Как там произошло, что она улыбается, хотя одета не в красивое платье, а в хаки? Но она улыбается, она счастлива, жаркое израильское солнце умеет улыбаться также.
Я чувствовал гордость и сожаление одновременно, причем за одно и тоже.
Гордость за то, что моя девочка служит для этой страны. Сожаление о том, что этот мир таков, что моя девочки и другие девочки вынуждены служить для этой страны.
Всё это время, пока она ходила в форме, я знал, что с ней ничего не случится. Что с ней все будет хорошо. Но иногда червячок сомнения грыз меня, а что если вдруг…. Но я отгонял это дурацкое "вдруг", не желая ничего слышать.
Девочки должны жить. Девочки должны улыбаться.

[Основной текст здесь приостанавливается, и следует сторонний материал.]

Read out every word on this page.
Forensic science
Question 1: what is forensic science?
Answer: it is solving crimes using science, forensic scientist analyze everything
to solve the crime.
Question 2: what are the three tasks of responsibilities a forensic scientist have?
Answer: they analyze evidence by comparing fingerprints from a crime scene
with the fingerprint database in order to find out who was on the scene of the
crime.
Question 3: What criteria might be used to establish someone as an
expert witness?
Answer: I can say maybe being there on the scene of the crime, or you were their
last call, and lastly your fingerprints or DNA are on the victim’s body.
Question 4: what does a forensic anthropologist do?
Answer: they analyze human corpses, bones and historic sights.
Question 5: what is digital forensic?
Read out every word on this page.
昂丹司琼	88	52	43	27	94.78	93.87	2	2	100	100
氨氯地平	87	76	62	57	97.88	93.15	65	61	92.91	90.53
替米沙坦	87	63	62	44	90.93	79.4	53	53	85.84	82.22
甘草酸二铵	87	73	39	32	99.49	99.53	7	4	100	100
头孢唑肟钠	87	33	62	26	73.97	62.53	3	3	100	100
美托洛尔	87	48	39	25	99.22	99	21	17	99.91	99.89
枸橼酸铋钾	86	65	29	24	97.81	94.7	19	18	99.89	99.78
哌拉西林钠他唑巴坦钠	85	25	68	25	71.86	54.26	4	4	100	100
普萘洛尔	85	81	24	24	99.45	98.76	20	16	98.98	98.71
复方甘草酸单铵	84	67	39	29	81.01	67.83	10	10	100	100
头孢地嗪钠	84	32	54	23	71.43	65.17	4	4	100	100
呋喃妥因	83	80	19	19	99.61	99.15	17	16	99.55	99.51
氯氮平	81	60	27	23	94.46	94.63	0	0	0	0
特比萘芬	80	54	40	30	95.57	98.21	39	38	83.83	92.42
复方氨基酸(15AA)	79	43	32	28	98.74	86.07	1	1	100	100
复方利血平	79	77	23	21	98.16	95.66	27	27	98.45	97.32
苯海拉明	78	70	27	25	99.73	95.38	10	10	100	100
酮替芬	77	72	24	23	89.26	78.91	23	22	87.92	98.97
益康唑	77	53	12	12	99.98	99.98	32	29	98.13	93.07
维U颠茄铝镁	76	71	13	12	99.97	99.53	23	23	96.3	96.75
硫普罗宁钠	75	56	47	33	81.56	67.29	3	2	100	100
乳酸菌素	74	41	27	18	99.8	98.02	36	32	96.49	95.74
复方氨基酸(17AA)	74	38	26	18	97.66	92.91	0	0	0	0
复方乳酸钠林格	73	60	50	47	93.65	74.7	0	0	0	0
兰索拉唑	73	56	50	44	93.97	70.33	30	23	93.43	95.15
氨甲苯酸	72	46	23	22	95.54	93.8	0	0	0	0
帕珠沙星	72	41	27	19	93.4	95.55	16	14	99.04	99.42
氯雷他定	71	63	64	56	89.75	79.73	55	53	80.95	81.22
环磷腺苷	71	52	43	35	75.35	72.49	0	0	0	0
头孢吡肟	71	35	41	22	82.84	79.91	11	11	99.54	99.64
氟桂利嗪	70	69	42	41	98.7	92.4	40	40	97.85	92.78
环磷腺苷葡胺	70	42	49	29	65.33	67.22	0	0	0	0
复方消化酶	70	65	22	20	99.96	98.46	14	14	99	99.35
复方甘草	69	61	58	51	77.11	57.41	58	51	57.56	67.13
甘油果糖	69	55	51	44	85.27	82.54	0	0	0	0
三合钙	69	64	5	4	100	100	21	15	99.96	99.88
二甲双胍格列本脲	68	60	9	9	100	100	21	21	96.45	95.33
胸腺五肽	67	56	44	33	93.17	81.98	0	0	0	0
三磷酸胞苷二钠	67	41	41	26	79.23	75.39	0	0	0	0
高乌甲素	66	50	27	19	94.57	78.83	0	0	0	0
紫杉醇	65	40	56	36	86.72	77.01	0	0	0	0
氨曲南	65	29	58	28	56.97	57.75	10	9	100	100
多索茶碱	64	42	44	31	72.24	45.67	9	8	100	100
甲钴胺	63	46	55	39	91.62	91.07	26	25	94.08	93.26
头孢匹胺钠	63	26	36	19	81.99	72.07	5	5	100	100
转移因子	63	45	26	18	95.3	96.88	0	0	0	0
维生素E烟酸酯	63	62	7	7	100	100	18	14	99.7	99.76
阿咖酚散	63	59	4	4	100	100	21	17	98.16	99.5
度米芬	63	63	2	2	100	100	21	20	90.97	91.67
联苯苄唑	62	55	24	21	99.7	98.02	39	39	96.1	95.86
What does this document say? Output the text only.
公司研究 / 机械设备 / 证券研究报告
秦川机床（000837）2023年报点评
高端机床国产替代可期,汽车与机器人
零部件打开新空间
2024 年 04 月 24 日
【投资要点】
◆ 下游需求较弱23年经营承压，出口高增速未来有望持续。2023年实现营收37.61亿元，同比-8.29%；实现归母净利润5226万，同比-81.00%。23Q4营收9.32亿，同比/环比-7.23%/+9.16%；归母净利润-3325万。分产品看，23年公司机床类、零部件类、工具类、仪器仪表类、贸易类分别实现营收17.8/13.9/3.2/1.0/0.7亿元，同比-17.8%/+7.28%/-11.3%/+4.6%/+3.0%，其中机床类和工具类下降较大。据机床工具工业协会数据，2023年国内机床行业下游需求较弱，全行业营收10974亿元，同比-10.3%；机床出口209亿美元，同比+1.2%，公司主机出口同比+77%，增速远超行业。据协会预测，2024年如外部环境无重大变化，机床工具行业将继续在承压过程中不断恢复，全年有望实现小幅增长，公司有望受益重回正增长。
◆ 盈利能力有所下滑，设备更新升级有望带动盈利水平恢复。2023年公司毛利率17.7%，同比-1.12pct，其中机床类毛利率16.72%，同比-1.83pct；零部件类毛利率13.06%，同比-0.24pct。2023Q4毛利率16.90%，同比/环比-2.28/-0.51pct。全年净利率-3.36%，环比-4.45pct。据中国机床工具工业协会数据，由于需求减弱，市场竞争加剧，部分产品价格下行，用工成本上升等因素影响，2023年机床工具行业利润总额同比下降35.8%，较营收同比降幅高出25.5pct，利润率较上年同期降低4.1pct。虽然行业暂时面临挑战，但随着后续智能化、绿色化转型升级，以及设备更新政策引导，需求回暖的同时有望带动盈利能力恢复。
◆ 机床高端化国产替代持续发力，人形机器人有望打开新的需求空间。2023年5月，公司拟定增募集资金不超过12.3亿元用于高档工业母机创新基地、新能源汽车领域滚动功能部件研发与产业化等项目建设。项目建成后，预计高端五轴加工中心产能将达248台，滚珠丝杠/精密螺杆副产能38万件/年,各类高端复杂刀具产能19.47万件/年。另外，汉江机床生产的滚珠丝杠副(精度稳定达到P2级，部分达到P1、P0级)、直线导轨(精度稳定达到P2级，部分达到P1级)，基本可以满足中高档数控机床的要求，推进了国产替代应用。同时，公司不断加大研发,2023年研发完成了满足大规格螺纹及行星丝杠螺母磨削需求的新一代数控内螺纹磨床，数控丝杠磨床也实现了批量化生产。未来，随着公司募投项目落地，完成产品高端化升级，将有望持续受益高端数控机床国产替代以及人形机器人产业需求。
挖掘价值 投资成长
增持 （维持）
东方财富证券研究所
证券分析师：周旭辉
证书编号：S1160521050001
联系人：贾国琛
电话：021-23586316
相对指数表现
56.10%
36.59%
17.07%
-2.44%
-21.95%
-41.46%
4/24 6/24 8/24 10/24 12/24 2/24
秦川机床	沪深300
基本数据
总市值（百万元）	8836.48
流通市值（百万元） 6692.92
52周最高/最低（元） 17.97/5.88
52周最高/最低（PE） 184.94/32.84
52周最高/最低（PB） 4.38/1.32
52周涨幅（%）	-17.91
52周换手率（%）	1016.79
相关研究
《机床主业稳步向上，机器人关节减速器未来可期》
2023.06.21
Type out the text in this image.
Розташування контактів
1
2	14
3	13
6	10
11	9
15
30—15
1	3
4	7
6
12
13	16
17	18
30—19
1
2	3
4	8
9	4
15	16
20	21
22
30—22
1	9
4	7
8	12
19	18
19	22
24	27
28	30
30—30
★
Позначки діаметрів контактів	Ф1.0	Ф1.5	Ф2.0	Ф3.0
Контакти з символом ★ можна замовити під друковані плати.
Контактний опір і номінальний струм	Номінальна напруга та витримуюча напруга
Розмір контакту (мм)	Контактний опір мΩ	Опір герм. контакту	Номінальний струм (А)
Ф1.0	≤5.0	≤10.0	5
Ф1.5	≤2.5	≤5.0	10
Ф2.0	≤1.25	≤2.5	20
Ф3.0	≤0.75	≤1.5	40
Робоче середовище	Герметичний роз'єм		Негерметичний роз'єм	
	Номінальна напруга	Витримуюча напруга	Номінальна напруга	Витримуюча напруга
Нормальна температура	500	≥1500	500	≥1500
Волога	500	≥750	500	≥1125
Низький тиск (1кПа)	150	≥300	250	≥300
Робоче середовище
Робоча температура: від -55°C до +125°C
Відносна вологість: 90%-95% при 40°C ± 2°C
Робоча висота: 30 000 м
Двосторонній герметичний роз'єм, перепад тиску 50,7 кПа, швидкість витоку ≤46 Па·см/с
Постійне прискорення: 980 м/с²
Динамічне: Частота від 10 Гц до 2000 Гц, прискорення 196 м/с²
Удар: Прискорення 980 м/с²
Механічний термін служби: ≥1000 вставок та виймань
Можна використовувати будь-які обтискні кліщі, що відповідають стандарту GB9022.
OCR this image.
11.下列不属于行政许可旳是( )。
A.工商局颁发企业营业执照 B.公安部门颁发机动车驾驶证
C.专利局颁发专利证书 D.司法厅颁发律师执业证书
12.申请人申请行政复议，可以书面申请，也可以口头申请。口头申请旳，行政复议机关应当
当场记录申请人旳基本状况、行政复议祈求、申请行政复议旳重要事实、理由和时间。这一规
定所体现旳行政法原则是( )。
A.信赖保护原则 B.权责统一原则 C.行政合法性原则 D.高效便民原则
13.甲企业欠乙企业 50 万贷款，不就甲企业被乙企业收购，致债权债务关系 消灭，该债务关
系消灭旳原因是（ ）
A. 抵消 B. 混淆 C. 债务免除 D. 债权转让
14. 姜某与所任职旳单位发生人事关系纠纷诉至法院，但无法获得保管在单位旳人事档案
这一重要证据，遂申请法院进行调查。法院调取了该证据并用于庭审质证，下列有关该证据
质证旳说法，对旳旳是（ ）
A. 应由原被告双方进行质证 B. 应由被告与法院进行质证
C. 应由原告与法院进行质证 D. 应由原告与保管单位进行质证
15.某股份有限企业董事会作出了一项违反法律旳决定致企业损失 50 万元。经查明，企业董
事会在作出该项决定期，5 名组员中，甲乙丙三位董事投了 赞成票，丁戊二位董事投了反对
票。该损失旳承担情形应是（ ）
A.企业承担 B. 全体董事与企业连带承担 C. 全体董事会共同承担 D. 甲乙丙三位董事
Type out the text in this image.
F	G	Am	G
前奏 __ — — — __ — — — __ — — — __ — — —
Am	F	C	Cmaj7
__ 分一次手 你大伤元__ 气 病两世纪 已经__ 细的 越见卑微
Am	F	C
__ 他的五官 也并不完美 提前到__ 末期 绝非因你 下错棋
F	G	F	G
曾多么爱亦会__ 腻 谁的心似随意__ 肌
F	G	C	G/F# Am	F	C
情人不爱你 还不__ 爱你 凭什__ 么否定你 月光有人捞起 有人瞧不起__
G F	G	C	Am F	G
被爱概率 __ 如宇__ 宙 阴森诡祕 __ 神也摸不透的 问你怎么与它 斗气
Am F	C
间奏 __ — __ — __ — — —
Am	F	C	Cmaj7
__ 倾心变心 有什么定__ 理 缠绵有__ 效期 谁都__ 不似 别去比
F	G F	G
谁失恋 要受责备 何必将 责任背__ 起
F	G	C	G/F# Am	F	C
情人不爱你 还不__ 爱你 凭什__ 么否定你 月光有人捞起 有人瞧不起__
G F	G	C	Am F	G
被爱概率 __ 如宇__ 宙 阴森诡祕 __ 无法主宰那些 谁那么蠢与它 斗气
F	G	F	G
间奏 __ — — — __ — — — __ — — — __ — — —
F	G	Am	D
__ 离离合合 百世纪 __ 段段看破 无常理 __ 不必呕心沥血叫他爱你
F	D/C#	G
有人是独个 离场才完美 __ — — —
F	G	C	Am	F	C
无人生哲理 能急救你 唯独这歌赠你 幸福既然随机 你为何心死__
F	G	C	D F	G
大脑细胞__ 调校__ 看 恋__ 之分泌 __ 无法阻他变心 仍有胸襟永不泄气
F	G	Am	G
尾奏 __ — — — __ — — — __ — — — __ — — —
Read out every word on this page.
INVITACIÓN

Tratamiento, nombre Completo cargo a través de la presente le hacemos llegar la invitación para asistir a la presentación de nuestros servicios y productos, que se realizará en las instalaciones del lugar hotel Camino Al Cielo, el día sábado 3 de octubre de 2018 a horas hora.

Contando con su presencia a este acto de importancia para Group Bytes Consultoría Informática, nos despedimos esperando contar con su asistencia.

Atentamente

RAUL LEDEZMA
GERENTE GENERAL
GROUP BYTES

Сегодня чьи-то девочки, чьи-то мейделе,чьи-то зайки были захвачены арабами. Мне страшно подумать, что с ними сделают люди, не умеющие сострадать, сожалеть, даже думать не умеющие…
Чтобы я, не приведи господь, сделал на месте их отцов? По состоянию здоровья и возраста меня не взяли бы в резервисты, даже если бы я долго и упорно просился.
Но я бы взял оружие и пошел сам туда, куда увезли мою девочку. Скорее всего я бы не дошел, скорее всего я бы был убит значительно раньше, чем дошел бы. Но если загробный мир существует, то я бы хотя бы смог ее снова обнять, погладить по рыжим волосам и успокоить.
Все хорошо, моя хорошая, папа тут. Папа тут. Улыбайся.